I cover my mouth, gasping. I was worried Maddox might take me leaving out on others.
“He didn’t hurt anyone, did he?”
“Thankfully, no.” She swallows. “But after that, the management company he worked for fired him. There have been rumors going around that he completely emptied out his apartment. No one knows where he went.”
“Oh, my God.” I don’t know where Maddox could have gone. From what I know, he doesn’t have any family around, and the few distant members he does have don’t speak to him.
“I wasn’t certain I should tell you, but I wanted you to know.”
“Thank you.” I inhale a shaky breath, wanting now more than ever to end our call. “I love you, Ruby. I’ll try and keep in touch more often.”
“Message me when you can. I’m still here for you. Always.”
“I know you are.” The tears dry, the sadness leaving me as quickly as it came. “I’ll keep in touch.”
“Goodbye, Adeline,” Ruby breathes out before hanging up.

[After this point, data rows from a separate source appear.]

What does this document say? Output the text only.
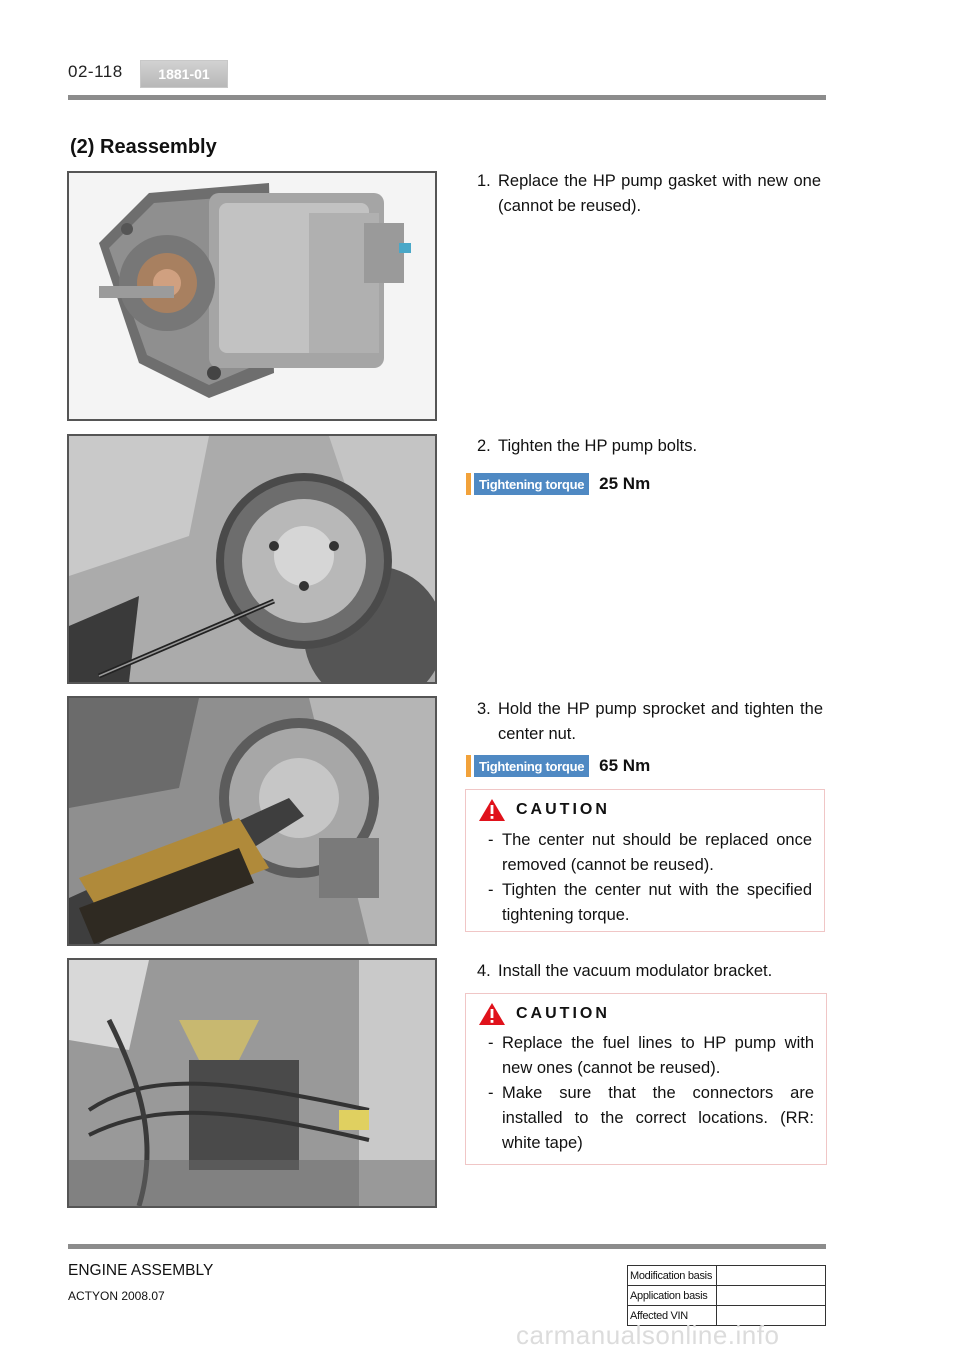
02-118	1881-01
(2) Reassembly
1. Replace the HP pump gasket with new one (cannot be reused).
2. Tighten the HP pump bolts.
Tightening torque 25 Nm
3. Hold the HP pump sprocket and tighten the center nut.
Tightening torque 65 Nm
CAUTION
- The center nut should be replaced once removed (cannot be reused).
- Tighten the center nut with the specified tightening torque.
4. Install the vacuum modulator bracket.
CAUTION
- Replace the fuel lines to HP pump with new ones (cannot be reused).
- Make sure that the connectors are installed to the correct locations. (RR: white tape)
ENGINE ASSEMBLY
ACTYON 2008.07
Modification basis	
Application basis	
Affected VIN	
carmanualsonline.info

I drop my phone onto the bed and stare at the ceiling for a few minutes to gather myself. Ruby’s conversation leaves a weight on my chest. A weight I’ve been keeping just above the surface of my flesh and bone. Keeping the distance between my life in LA and the one I have here has been growing easier by the day. Every day, the abuse and trepidation of my relationship with Maddox has been fading in the rearview. Her telling me about his sudden disappearance concerns me only slightly. Ruby wouldn’t tell him where I am, and I doubt Maddox would take the time to figure it out.
Besides, I’ve never felt safer than I do here, living with Micah.
After I’ve taken a few minutes to gather myself, I wipe my conversation with Ruby from my mind and head downstairs to grab a bite to eat.
In my Nirvana T-shirt and shorts, I tiptoe down the stairs and grab a granola bar from the pantry. Reaching into the refrigerator, I swipe a can of soda and pop the top.
Micah saunters into the kitchen wearing a simple white T-shirt and faded, worn jeans—an outfit I’ve become accustomed to seeing him in.
It feels like it’s been years since the last time I saw him wear a suit.
“Morning, Addy,” he says before grabbing a mug from the cupboard and pouring himself a cup of coffee.